LECTURA DEL SANTO EVANGELIO SEGÚN SAN MARCOS 12, 38–44

Jesús enseñaba a la multitud: “Cuídense de los escribas, a quienes les gusta pasearse con largas vestiduras, ser saludados en las plazas y ocupar los primeros asientos en las sinagogas y los banquetes; que devoran los bienes de las viudas y fingen hacer largas oraciones. Estos serán juzgados con más severidad”.

Jesús se sentó frente a la sala del tesoro del Templo y miraba cómo la gente depositaba su limosna. Muchos ricos daban en abundancia. Llegó una viuda de condición humilde y colocó dos pequeñas monedas de cobre. Entonces él llamó a sus discípulos y les dijo: “Les aseguro que esta pobre viuda ha puesto más que cualquiera de los otros, porque todos han dado de lo que les sobraba, pero ella, de su indigencia, dio todo lo que poseía, todo lo que tenía para vivir”.

El fragmento de este Evangelio es muy conmovedor y muy realista, por una parte estamos ante una religión falsa: la utilizan para buscar su propia gloria y explotar a los más débiles; por otro lado Jesús observa el gesto de una pobre viuda y llama a sus discípulos. De esta mujer pueden aprender algo que nunca les enseñarán los escribas: fe total en Dios y generosidad sin límites.
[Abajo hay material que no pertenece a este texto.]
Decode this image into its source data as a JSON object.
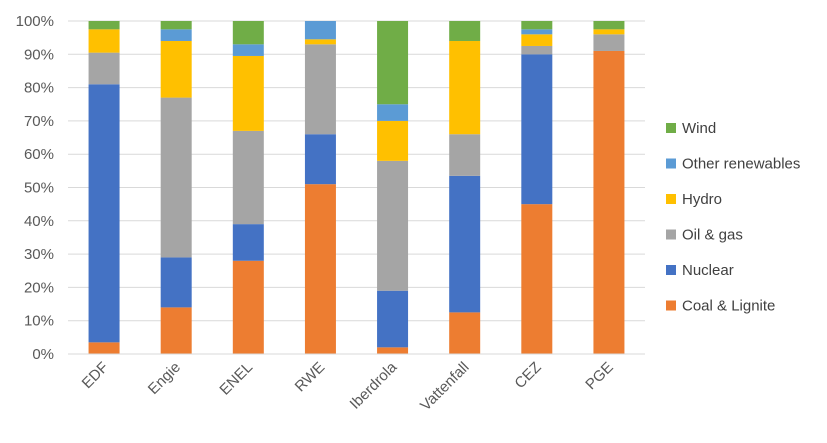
{
  "chart_data": {
    "type": "bar",
    "stacked": true,
    "categories": [
      "EDF",
      "Engie",
      "ENEL",
      "RWE",
      "Iberdrola",
      "Vattenfall",
      "CEZ",
      "PGE"
    ],
    "series": [
      {
        "name": "Coal & Lignite",
        "color": "#ED7D31",
        "values": [
          3.5,
          14,
          28,
          51,
          2,
          12.5,
          45,
          91
        ]
      },
      {
        "name": "Nuclear",
        "color": "#4472C4",
        "values": [
          77.5,
          15,
          11,
          15,
          17,
          41,
          45,
          0
        ]
      },
      {
        "name": "Oil & gas",
        "color": "#A5A5A5",
        "values": [
          9.5,
          48,
          28,
          27,
          39,
          12.5,
          2.5,
          5
        ]
      },
      {
        "name": "Hydro",
        "color": "#FFC000",
        "values": [
          7,
          17,
          22.5,
          1.5,
          12,
          28,
          3.5,
          1.5
        ]
      },
      {
        "name": "Other renewables",
        "color": "#5B9BD5",
        "values": [
          0,
          3.5,
          3.5,
          5.5,
          5,
          0,
          1.5,
          0
        ]
      },
      {
        "name": "Wind",
        "color": "#70AD47",
        "values": [
          2.5,
          2.5,
          7,
          0,
          25,
          6,
          2.5,
          2.5
        ]
      }
    ],
    "yticks": [
      "0%",
      "10%",
      "20%",
      "30%",
      "40%",
      "50%",
      "60%",
      "70%",
      "80%",
      "90%",
      "100%"
    ],
    "ylim": [
      0,
      100
    ],
    "grid": true,
    "legend_position": "right"
  }
}
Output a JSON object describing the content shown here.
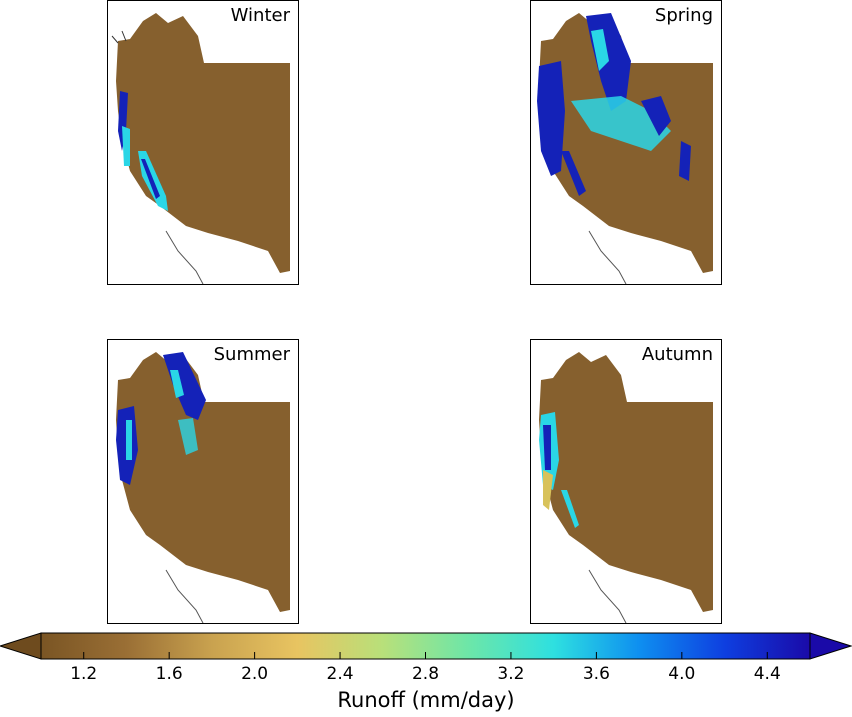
{
  "panels": [
    {
      "id": "winter",
      "title": "Winter"
    },
    {
      "id": "spring",
      "title": "Spring"
    },
    {
      "id": "summer",
      "title": "Summer"
    },
    {
      "id": "autumn",
      "title": "Autumn"
    }
  ],
  "colorbar": {
    "label": "Runoff (mm/day)",
    "ticks": [
      "1.2",
      "1.6",
      "2.0",
      "2.4",
      "2.8",
      "3.2",
      "3.6",
      "4.0",
      "4.4"
    ],
    "range": [
      1.0,
      4.6
    ],
    "extend": "both",
    "colors": [
      "#7a5524",
      "#9a6f35",
      "#c9a24f",
      "#e8c461",
      "#b8e07a",
      "#6de6a8",
      "#2ee0e0",
      "#0e8ff0",
      "#0e3fe0",
      "#1a0aa8"
    ]
  },
  "colors": {
    "land": "#86602e",
    "high_runoff": "#1422b8",
    "mid_runoff": "#2ad6e6",
    "low_runoff": "#d8c25a"
  }
}
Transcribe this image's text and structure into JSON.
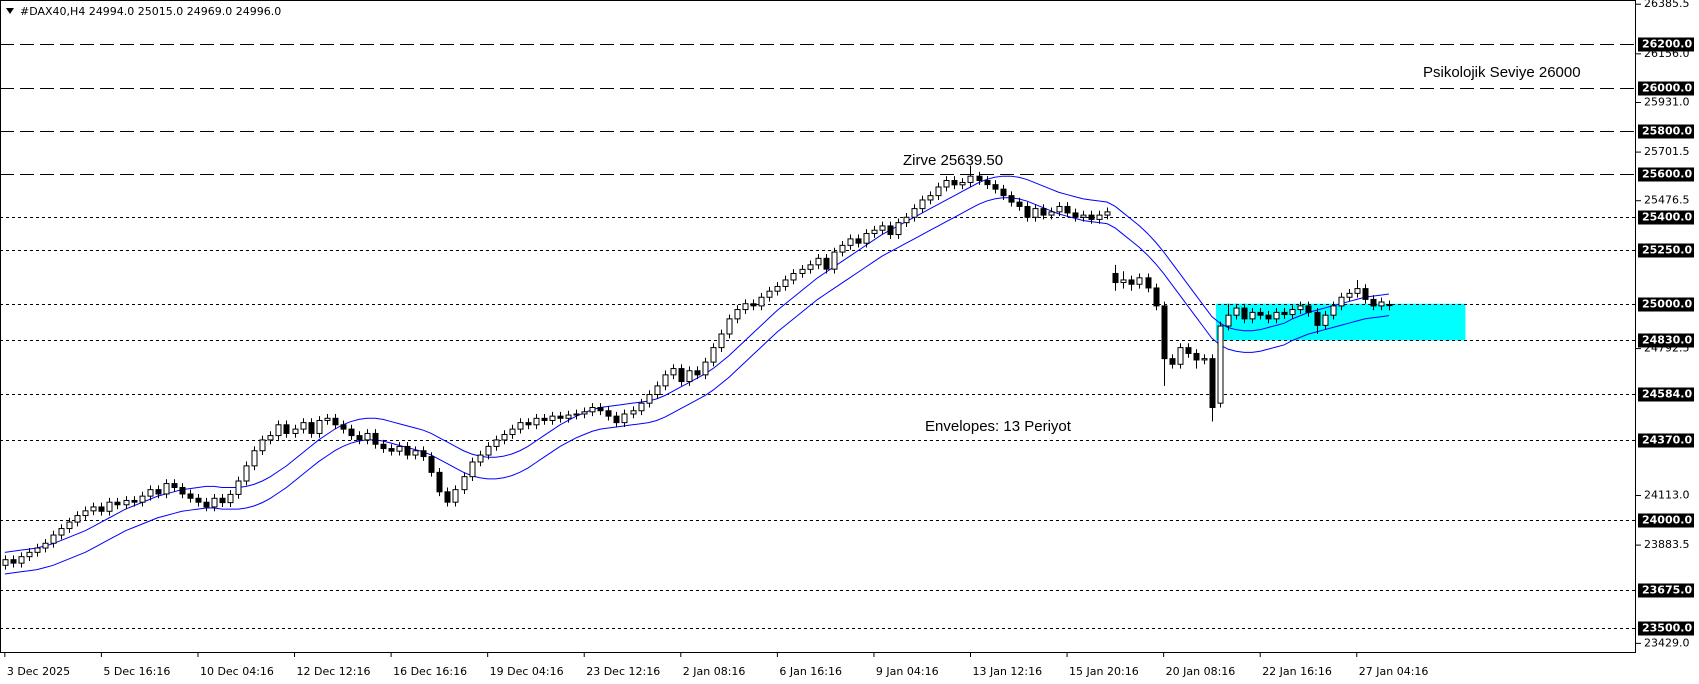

El contraste entre las dos escenas es total, falta congruencia y dualidad en el antitestimonio de los religiosos, líderes y pastores que se aprovechan de la bondad, humildad y fe de los creyentes. No hay que admirarlos ni seguir su ejemplo. Lo más triste es que a más de veinte siglos, aún vivimos lo mismo en nuestra Iglesia. Hay usurpadores y abusadores de la gente sencilla representada hoy por una humilde viuda.

Una pobre viuda se acerca calladamente a uno de los trece recipientes de bronce con bocas en forma de trompeta, colocados en el recinto del Templo. Muchos ricos depositan cantidades importantes, pero esta viuda, casi avergonzada, echa sus dos monedas de cobre, las más pequeñas que circulan en Jerusalén. Este gesto y actitud no pasan desapercibidos para Jesús, y se convierten en símbolo de humilde generosidad. Nadie más que el Maestro se dio cuenta de esta escena, aunque hubo mucha gente sentada al frente de los cepillos. Jesús, excelente maestro, aprovecha para darles a todos una lección porque Él sabe que “lo mejor que podemos hacer por otro no es sólo compartir con él nuestras riquezas, sino mostrarle las suyas” (B. Disraeli).

Jesús, conmovido, llama a sus discípulos y aprovecha esta ocasión para enseñarles algo que sólo se aprende de la gente pobre, sencilla y sensible; la enseñanza tiene un toque de solemnidad (“les digo de verdad”), quiere decir que Jesús destacó la escena para que fuera recordada por los Apóstoles y escrita posteriormente por los evangelistas. La pobre mujer “echó dos moneditas” (en griego “lepton”), son las más pequeñas y las del material más barato, generalmente de cobre. Se trata de una manera para indicar la insignificancia de este donativo frente a los anteriores: frente al “muchos/mucho”.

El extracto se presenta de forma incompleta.